We discuss a novel mesoscopic tensorial model (MTM) of crystal plasticity which allows one to capture in a geometrically precise way the role of crystallographically-specific lattice invariant shears. It represents a crystal as a collection of deforming elastic elements whose nonlinear elastic response is governed by globally periodic potential defined in the space of metric tensors. The ensuing Landau-type model with infinite number of equivalent energy wells effectively views a plastically deformed crystal as a mixtures of equivalent “phases”. Plastic yield is interpreted as an escape from the reference energy well, and plastic ‘‘mechanisms’’ are linked to low-barrier valleys of the energy landscape. Rate-independent dissipation emerges due to the well-switching events describing elementary plastic slips. While the MTM approach is formulated in terms of macroscopically measurable quantities (stress and strain), it can handle the short range interactions, involved in the dislocation nucleation and in the interaction of dislocations with various obstacles, without introducing ad-hoc relations. In contrast to physical experiments, the MTM modeling allows one to track the deformation history of individual elastic elements. Using this capability of MTM, we were able to trace how  various  microtwin laminates  self-organize to present themselves macroscopically as pseudorigid rotations.
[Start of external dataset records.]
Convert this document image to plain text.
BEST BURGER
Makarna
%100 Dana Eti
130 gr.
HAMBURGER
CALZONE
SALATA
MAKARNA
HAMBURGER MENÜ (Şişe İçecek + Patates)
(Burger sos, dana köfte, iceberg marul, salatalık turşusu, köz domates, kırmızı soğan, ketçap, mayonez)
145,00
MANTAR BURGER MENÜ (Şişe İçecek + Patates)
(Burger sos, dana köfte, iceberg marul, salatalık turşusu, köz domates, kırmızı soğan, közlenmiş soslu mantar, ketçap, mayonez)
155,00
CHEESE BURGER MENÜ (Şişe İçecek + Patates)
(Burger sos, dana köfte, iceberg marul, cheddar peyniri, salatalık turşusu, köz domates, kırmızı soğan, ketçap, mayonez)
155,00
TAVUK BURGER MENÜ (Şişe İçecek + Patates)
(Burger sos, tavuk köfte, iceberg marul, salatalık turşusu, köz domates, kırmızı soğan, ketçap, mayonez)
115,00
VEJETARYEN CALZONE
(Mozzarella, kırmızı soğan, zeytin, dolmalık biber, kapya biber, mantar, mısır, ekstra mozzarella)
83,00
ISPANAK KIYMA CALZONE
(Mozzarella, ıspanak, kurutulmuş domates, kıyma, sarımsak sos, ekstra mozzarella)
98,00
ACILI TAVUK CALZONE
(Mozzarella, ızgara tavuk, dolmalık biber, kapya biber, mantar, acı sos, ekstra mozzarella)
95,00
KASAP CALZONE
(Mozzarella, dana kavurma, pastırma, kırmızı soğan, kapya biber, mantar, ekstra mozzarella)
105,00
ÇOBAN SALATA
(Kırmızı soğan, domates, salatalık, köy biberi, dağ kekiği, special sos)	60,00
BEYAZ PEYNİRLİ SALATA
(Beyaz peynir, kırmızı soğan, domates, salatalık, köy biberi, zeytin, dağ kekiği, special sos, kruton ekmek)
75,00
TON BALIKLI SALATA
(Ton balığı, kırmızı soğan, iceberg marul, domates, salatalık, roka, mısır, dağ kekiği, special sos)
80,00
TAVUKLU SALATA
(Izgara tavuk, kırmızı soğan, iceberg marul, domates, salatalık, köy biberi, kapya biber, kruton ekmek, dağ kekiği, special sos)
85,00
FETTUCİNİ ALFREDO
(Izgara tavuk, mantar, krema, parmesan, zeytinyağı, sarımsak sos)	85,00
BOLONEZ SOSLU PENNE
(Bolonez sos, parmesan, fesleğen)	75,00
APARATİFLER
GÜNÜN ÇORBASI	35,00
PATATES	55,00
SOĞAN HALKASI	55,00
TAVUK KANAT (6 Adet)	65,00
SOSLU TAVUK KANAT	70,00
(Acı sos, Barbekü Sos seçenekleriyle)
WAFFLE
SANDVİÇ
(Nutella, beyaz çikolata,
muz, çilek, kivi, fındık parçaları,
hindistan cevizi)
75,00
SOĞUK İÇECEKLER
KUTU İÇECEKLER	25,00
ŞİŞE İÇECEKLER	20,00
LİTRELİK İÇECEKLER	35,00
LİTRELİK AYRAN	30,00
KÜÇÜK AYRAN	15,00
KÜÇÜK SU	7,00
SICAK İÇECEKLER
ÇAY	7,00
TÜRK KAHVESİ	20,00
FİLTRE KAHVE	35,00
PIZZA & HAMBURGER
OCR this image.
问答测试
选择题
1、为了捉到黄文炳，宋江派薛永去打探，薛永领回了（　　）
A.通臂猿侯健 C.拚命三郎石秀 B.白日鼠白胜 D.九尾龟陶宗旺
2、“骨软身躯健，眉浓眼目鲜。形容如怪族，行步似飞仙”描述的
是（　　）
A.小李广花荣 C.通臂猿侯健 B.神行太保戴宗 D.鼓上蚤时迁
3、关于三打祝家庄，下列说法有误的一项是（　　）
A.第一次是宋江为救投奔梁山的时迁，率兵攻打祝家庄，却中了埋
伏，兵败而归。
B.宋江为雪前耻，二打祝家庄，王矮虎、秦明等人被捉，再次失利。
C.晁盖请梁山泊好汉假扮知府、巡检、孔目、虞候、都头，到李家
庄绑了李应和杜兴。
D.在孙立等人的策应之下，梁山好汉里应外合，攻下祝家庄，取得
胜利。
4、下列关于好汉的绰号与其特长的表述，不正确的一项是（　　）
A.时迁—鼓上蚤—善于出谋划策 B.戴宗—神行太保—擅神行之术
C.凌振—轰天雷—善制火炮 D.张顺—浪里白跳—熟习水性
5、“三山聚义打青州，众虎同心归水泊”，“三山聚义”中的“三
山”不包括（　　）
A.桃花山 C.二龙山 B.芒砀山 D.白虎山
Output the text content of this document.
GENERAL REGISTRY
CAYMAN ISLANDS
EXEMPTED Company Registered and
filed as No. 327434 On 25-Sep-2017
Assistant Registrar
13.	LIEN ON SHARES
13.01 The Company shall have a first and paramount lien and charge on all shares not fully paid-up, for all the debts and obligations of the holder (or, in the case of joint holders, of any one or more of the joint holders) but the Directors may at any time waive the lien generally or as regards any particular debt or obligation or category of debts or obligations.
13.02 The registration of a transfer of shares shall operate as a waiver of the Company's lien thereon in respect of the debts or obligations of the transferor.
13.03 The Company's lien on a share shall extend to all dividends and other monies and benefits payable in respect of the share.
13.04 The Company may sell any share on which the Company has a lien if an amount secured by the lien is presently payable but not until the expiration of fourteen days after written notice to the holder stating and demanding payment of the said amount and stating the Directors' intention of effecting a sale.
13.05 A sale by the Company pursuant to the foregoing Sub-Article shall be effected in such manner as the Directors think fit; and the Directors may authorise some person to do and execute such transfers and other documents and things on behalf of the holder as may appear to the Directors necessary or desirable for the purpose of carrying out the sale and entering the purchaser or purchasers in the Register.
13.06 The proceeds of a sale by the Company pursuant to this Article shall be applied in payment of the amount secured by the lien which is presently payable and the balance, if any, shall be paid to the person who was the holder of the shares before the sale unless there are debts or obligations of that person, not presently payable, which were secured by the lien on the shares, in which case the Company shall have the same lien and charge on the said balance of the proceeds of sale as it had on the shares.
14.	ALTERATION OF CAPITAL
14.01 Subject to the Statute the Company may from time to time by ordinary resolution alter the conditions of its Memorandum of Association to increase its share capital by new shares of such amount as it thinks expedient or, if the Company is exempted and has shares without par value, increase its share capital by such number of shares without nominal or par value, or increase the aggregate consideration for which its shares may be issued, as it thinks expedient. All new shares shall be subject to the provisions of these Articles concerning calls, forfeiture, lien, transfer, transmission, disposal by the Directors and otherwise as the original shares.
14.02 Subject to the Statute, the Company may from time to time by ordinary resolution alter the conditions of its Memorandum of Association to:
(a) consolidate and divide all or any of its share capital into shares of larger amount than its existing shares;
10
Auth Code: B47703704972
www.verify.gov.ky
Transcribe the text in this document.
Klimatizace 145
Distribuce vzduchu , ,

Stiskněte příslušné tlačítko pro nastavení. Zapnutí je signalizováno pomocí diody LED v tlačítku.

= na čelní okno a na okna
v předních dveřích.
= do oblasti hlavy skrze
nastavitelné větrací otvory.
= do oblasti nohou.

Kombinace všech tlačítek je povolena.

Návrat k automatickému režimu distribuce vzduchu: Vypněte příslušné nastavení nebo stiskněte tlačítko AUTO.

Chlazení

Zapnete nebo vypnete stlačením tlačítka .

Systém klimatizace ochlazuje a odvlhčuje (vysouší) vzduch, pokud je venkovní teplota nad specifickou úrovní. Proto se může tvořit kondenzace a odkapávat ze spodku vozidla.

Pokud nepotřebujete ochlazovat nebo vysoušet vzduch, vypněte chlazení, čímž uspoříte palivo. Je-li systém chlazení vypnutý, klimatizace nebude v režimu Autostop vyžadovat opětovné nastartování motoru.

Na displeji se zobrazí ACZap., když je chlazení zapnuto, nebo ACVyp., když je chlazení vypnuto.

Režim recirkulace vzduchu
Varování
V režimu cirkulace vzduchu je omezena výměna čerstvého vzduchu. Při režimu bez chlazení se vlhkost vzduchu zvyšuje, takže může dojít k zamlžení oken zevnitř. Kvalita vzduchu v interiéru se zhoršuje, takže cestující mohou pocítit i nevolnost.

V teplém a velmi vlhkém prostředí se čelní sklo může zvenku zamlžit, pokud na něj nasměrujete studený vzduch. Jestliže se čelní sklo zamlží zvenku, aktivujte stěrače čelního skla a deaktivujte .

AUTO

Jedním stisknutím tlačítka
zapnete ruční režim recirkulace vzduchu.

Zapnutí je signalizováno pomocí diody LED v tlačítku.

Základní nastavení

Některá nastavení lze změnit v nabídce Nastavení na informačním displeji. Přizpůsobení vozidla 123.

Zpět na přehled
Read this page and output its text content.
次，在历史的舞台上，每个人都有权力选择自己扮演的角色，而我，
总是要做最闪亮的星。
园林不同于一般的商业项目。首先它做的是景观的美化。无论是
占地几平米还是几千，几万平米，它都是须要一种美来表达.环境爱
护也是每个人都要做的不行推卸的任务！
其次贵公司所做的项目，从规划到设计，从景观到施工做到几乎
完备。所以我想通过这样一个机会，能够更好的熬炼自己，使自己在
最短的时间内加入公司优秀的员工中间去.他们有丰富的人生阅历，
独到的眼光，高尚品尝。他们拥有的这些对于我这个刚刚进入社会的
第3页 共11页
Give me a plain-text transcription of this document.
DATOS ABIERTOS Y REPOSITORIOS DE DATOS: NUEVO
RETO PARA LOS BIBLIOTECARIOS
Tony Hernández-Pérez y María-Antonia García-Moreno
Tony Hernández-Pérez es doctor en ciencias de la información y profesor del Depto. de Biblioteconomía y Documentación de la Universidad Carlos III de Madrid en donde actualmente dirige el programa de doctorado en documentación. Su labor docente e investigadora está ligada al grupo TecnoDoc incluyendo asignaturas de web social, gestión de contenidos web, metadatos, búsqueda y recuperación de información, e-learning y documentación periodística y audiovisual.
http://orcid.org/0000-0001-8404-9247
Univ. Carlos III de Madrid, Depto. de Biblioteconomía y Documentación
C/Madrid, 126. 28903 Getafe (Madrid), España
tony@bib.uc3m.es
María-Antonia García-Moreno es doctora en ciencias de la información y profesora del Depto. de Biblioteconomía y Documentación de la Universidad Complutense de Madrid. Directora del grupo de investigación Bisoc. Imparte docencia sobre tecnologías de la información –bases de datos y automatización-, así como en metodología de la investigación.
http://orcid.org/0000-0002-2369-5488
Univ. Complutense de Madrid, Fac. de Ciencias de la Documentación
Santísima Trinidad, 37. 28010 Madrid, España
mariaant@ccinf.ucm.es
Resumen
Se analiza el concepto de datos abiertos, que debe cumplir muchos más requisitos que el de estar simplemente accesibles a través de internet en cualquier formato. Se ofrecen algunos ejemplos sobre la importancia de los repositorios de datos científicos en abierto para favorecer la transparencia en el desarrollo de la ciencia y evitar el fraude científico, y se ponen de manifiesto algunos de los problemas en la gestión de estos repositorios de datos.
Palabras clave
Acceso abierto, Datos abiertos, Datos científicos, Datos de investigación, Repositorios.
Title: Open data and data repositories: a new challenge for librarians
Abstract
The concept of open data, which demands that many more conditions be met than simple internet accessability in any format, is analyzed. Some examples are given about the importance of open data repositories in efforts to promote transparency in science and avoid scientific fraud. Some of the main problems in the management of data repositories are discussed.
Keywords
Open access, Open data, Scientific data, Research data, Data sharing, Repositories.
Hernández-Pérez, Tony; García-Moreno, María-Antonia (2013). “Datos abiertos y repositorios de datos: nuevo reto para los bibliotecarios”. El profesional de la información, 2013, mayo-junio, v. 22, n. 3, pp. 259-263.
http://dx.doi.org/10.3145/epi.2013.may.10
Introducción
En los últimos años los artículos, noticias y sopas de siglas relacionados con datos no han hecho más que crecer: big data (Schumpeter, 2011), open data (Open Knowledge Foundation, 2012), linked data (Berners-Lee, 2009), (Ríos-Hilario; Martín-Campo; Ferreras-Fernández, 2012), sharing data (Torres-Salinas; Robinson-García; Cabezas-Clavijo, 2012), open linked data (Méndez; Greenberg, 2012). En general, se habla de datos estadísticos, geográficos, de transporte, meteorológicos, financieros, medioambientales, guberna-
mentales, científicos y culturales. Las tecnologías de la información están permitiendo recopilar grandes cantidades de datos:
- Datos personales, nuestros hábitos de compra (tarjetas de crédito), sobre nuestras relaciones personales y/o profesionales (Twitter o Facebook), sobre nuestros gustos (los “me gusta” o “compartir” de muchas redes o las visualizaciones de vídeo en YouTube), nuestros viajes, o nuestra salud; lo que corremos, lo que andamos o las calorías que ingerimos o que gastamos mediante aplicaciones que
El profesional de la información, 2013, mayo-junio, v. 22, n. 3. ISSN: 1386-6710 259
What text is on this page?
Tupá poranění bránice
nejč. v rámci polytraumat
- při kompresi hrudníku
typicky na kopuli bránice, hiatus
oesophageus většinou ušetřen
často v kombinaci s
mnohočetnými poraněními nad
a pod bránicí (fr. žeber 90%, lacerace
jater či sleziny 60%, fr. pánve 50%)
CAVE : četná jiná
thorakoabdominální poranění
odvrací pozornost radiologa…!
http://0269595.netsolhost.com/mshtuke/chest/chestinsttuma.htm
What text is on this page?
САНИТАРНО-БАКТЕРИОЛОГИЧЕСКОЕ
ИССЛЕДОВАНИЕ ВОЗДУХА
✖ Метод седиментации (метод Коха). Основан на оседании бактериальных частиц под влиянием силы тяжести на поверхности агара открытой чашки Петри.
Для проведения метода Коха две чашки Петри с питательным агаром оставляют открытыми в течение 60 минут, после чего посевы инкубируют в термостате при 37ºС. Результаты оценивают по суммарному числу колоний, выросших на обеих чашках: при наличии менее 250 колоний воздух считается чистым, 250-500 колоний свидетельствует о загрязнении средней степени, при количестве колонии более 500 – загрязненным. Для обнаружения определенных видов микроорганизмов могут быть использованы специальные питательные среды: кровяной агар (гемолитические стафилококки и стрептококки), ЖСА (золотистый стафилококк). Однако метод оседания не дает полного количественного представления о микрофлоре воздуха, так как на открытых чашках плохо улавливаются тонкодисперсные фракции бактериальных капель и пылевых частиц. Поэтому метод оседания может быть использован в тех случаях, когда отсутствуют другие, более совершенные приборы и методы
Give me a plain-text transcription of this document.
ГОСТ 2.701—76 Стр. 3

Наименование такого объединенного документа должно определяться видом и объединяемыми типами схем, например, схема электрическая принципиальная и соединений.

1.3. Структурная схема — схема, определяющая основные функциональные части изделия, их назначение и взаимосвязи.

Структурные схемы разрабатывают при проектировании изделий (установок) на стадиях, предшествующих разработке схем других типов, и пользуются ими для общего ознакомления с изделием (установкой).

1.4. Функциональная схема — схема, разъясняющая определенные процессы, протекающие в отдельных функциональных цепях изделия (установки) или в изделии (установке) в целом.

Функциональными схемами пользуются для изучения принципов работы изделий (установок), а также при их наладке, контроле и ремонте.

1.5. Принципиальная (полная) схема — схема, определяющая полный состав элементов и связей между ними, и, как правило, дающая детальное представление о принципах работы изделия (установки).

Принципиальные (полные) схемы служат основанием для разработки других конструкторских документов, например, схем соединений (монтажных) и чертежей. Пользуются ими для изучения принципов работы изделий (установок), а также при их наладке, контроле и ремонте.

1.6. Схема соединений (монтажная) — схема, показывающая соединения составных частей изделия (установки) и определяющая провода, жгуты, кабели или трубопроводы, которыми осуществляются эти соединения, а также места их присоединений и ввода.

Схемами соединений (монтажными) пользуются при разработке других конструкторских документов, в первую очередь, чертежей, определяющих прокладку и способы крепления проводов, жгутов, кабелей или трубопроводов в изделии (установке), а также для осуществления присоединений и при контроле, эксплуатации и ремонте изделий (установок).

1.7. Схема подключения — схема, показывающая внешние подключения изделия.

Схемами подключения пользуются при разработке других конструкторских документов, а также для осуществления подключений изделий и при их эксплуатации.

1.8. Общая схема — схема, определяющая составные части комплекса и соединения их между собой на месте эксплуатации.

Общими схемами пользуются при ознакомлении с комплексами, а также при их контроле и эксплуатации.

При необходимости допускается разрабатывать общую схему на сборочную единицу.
The dissipative, dislocation-mediated nature of such self-organization suggests that at least some of the macroscale textures, sometimes naively associated with purely elastic or even rigid rotations, have their origin in collective motion of dislocations.  The quantitative statistical analysis of the emerging spatial correlations suggests that the underlying process of dislocational self-organization  resembles fluid turbulence.